Doch auch wenn sich die kontaktlosen Girocards in Deutschland zunehmend durchsetzen, waren sie von Anfang an nur ein Zwischenschritt. Bargeldlose Transaktionen können nämlich ebenso mit dem Smartphone oder Wearables abgewickelt werden – und diese Bereiche dominieren mit Google und Apple Pay vor allem zwei Anbieter aus den Vereinigten Staaten.
Es ist kein Geheimnis, dass dieser Zustand den heimischen Banken und Sparkassen ein gehöriger Dorn im Auge ist. Auch die Europäische Zentralbank (EZB) und die Deutsche Bundesbank drängen auf ein eigenes, nach europäischen Standards entwickeltes System für mobiles Bezahlen, welches den US-Platzhirschen nach Möglichkeit das Wasser abgraben soll.

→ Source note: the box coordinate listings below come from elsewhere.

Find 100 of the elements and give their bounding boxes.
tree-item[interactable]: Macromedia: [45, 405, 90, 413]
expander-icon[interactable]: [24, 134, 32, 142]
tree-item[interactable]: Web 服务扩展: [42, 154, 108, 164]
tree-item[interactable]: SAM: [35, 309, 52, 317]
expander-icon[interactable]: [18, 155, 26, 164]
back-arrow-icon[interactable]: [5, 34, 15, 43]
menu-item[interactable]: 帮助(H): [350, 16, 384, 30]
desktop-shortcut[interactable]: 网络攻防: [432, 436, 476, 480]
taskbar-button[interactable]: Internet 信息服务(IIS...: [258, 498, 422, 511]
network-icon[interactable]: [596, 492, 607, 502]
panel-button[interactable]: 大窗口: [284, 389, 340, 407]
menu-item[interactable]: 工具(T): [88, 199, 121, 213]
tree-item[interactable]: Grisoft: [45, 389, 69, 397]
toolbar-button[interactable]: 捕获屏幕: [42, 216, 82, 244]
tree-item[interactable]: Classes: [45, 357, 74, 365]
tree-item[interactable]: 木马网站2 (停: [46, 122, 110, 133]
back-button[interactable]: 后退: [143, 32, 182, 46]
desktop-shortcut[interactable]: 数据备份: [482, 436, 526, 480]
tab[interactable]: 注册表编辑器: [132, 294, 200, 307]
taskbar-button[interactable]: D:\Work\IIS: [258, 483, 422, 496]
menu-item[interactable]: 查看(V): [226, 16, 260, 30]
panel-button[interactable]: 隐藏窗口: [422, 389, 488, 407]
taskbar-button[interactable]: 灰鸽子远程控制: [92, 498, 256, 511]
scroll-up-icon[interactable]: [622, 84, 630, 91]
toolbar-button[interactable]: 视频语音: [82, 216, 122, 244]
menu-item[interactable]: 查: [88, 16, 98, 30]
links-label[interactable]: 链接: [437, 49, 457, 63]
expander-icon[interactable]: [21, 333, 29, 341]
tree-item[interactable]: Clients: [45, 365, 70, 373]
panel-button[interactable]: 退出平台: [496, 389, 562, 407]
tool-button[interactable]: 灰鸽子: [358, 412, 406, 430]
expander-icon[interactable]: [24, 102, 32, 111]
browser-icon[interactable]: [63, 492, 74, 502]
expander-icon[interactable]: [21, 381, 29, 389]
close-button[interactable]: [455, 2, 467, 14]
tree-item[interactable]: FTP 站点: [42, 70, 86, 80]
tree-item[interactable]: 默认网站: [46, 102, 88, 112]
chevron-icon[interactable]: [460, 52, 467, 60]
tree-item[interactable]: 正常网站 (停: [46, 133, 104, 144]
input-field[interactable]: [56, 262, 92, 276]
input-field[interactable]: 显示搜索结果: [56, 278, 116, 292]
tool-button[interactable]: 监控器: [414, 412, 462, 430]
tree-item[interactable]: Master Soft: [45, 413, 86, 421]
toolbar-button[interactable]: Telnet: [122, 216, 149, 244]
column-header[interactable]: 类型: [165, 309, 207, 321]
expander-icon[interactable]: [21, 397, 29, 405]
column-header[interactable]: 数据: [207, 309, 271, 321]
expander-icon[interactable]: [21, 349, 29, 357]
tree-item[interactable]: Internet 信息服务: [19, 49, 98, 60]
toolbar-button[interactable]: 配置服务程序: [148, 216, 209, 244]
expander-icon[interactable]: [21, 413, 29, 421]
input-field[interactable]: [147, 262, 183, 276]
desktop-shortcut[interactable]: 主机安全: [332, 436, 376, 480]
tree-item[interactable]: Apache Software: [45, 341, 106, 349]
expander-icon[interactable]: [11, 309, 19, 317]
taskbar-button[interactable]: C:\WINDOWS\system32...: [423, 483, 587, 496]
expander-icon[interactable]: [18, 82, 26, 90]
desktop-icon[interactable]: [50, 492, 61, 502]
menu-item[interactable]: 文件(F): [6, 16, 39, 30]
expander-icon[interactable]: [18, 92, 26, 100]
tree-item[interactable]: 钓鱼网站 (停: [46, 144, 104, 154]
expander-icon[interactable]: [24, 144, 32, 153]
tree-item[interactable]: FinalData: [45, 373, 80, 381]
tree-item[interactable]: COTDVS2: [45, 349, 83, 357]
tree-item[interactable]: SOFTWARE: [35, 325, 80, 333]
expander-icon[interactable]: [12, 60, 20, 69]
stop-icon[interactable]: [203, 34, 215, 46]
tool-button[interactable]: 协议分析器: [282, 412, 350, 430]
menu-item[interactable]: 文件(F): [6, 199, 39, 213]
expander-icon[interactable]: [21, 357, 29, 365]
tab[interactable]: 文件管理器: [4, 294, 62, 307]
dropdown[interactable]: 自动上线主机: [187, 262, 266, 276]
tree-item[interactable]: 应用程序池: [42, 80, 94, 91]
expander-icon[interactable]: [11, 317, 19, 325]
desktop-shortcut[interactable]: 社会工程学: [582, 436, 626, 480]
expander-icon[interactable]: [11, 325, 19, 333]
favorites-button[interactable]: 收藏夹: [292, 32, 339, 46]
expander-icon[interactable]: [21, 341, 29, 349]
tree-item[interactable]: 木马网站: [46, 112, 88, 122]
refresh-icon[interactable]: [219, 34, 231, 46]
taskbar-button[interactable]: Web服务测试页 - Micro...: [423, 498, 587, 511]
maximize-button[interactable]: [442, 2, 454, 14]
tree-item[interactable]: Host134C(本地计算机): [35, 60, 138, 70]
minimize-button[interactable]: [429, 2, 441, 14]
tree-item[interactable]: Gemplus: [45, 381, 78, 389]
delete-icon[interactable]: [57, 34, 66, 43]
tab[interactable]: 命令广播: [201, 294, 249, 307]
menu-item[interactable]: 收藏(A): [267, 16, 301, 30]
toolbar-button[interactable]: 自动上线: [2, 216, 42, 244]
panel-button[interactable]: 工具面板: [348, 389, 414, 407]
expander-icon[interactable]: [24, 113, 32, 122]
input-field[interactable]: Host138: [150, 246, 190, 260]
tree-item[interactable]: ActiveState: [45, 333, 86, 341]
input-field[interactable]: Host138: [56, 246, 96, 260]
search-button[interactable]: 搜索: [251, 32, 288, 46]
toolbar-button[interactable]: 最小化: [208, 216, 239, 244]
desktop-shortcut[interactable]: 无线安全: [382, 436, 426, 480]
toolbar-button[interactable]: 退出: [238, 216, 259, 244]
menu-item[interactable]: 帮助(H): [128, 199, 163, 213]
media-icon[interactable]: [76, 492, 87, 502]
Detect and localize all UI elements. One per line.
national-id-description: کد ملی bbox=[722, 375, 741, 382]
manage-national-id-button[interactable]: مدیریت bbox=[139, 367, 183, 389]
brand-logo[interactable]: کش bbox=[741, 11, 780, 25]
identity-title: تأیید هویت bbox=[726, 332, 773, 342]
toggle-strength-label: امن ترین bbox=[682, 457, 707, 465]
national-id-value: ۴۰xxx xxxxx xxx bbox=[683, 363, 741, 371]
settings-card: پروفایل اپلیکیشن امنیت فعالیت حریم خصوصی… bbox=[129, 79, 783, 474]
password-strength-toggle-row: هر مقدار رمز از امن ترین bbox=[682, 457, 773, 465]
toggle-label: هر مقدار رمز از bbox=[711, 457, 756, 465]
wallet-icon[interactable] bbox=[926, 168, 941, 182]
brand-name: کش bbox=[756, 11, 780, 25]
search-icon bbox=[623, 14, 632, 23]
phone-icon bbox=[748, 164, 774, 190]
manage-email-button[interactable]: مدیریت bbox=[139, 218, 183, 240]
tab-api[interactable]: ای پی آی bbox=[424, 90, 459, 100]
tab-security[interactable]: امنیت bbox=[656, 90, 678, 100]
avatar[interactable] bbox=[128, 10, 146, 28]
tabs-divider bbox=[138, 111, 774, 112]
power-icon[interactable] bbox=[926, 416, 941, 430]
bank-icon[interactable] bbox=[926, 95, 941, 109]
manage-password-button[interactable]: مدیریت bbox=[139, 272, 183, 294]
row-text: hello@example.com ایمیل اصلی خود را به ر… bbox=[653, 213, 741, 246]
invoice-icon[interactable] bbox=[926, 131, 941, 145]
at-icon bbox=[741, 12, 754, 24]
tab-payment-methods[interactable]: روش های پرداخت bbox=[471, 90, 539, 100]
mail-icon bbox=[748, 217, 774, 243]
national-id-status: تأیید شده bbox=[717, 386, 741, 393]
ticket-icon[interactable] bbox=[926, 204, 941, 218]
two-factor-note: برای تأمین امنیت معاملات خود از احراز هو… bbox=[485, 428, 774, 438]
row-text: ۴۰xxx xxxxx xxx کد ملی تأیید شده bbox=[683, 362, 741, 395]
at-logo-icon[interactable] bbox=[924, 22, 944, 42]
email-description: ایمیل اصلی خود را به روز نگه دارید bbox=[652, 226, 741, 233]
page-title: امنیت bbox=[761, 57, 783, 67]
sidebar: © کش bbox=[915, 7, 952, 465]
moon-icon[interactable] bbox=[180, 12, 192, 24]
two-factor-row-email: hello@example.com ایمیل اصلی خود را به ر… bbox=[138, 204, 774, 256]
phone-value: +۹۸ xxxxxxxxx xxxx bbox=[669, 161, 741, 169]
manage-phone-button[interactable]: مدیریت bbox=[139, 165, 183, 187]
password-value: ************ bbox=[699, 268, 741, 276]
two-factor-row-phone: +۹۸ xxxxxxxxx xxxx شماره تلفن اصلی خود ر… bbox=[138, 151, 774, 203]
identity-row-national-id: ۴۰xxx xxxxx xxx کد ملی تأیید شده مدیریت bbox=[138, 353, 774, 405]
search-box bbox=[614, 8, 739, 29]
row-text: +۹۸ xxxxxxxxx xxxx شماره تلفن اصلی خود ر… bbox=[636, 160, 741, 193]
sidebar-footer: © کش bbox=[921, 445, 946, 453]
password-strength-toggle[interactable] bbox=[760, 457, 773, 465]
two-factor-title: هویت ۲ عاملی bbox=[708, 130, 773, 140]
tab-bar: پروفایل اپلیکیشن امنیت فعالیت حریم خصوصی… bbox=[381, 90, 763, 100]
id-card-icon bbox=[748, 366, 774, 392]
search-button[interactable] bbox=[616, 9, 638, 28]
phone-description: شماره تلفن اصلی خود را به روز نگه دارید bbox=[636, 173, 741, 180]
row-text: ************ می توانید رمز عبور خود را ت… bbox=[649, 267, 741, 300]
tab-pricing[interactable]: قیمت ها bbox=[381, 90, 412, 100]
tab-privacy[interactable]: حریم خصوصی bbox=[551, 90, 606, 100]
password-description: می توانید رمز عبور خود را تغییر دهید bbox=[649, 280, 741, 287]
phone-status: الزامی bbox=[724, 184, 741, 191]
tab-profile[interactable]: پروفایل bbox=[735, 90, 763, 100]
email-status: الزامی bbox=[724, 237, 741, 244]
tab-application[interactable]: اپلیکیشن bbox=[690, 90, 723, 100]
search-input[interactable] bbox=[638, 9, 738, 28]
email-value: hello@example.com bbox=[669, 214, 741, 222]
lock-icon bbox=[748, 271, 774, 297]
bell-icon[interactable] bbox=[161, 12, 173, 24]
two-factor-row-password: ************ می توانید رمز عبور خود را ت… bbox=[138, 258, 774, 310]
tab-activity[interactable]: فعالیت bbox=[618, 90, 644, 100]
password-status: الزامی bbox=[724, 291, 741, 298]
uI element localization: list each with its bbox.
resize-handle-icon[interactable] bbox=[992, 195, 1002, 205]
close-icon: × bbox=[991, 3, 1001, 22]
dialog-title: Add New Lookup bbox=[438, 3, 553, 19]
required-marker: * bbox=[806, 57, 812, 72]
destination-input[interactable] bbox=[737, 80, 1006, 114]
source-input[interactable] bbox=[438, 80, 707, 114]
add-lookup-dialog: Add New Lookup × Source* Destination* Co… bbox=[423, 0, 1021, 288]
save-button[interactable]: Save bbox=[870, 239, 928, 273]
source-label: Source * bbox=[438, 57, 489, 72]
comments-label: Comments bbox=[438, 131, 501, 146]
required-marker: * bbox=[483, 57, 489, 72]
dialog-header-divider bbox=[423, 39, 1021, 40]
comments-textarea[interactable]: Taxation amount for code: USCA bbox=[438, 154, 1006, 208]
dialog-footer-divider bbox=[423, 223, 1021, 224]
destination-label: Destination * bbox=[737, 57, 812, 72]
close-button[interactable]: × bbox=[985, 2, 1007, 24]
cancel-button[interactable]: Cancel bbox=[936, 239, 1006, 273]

Von der Öffentlichkeit nahezu unbemerkt wird dieses Wunschdenken seit Kurzem in die Tat umgesetzt. So haben sich sieben mobile Zahlungsanbieter aus Europa – Blue Code (Österreich, Deutschland), Twint (Schweiz), Swish (Schweden), Vipps (Norwegen), MobilePay (Finnland, Dänemark), Bancontact Payconiq (Belgien) und Sibs/MB Way (Portugal) – bereits im August zur "European Mobile Payment Systems Association" (EMPSA) vereinigt. Sozusagen "made in Europe" will diese Initiative mit Sitz in Zürich die Akzeptanz des Mobile Payments im europäischen Zahlungsraum vorantreiben.